EN 3233. Worcester Between the Covers: Local Writers and Their Works.
Cat. II
Worcester has had a rich and varied literary history from Isaiah Thomas's founding of the American Antiquarian Society in the early 1800s to the works of S. N. Behrman, Robert Benchley, Elizabeth Bishop, Esther Forbes, Stanley Kunitz, and Charles Olson in the 20th century. This course will examine selections from Worcester area writers in a number of genres (e.g., fiction, drama, poetry, essay, nonfiction memoir). Attention will be given to the local contexts of these writings as well as to each writer's contributions to the larger continuum of American Literature.
This course will be offered in 2010-11 and in alternating years thereafter.
Students who have received credit for EN 2236 (New England Writers: Worcester) may not receive credit for EN 3233.
EN 3234. Modern American Poetry.
Cat. II
This course is a study of selected American poets and their reactions to the ferment of the modern period. A thematic approach to poetry will be emphasized. Included in the course are modern poets such as Robert Frost, T. S. Eliot, E. E. Cummings, and Marianne Moore, as well as contemporary poets such as Rita Dove, Li-Young Lee, and Robert Pinsky.
This course will be offered in 2010-11 and in alternating years thereafter.
Cat. II
Since 1851, readers of Herman Melville's masterpiece have joined in the chase for the "meaning" of the White Whale. After briefly examining the philosophical context of Emersonian idealism and the literary example of Hawthorne, the course is devoted solely to a close reading of Moby-Dick—one of the most innovative and mysterious novels in the English language. "Whose" book is it, anyway? Captain Ahab's? Ishmael's? The Whale's? The reader's? We conclude by surveying major critical approaches to the novel.
This course will be offered in 2010-11 and in alternating years thereafter.
Cat. I
Participants in this seminar will examine the English novel from its origins in the eighteenth century to its twentieth-century forms, exploring the rich variety of ways a writer may communicate a personal and social vision. The novels treat love, travel, humor, work, adventure, madness, and self-discovery; the novelists may include Fielding, Austen, Dickens, Eliot, Wodehouse, and Woolf.

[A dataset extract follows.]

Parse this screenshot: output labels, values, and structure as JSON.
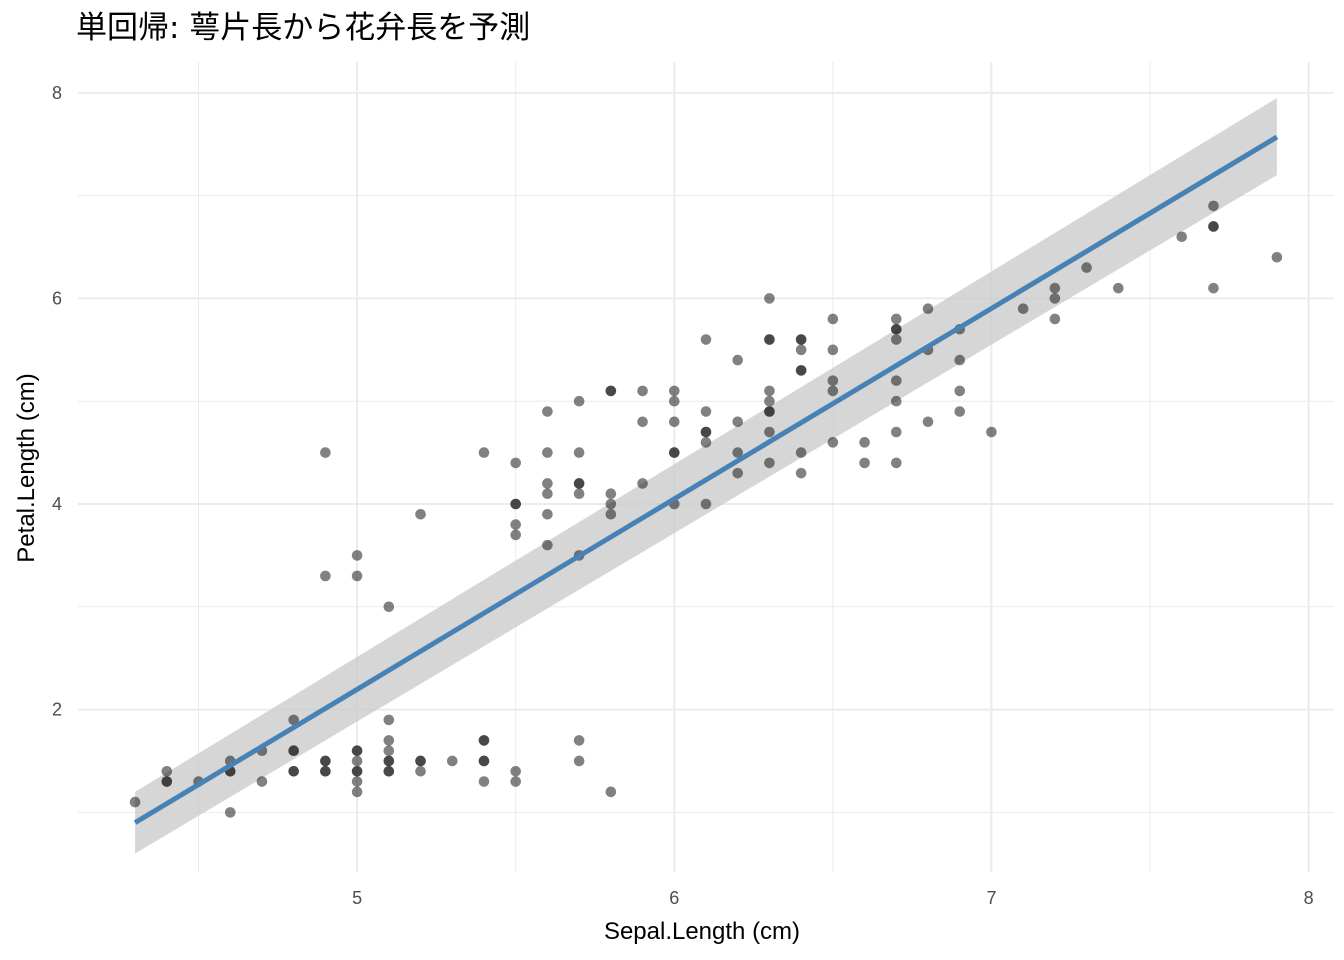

EN ----. Drama/Theatre Performances.
TH: IS/P
One-sixth unit of credit will be awarded at the conclusion of two successive terms of participation. Performance activities currently receiving credit are:
TH 1225 Theatre Production Practicum
TH 2225 Acting
TH 2227 Advanced Acting
TH 2229 Advanced Theatre Production Practicum
TH 3225 Directing
TH 3227 Advanced Directing
TH 3229 Dramaturgy
TH 4225 Theatre Technology Design
TH 4227 Advanced Theatre Technology Design
TH 4229 Advanced Dramaturgy
Credit would be given on the condition that the performance takes place in a WPI performance directed or advised by a part- or full-time WPI instructor.
Note: A maximum of two one-sixth credits, or a total of one-third unit, may be applied toward the five courses, or five one-third units, taken prior to the final sufficiency term.
ISE 1811. Writing for Non-Native Speakers of English.
Cat. I
This course offers, through conferences, tutorial sessions and extensive writing practice, a review of English composition principles for international students.
The following topics are included: the motivation of the writer; basic grammar; organization of the paragraph, sentence, and overall essay or report; vocabulary and word choice; spelling hints; and style. Much emphasis is given to the development of effective revising techniques. This is a course for those electing the "Basic Sufficiency for International Students."
ISE 1812. Speech for Non-Native Speakers of English.
Cat. I
This course focuses on developing international students’ ability to speak effectively, organize ideas logically, improve voice and diction, and use visual aids. Television and audiotapes are used to record competence and poise. This is a course for those electing the “Basic Sufficiency for International Students.”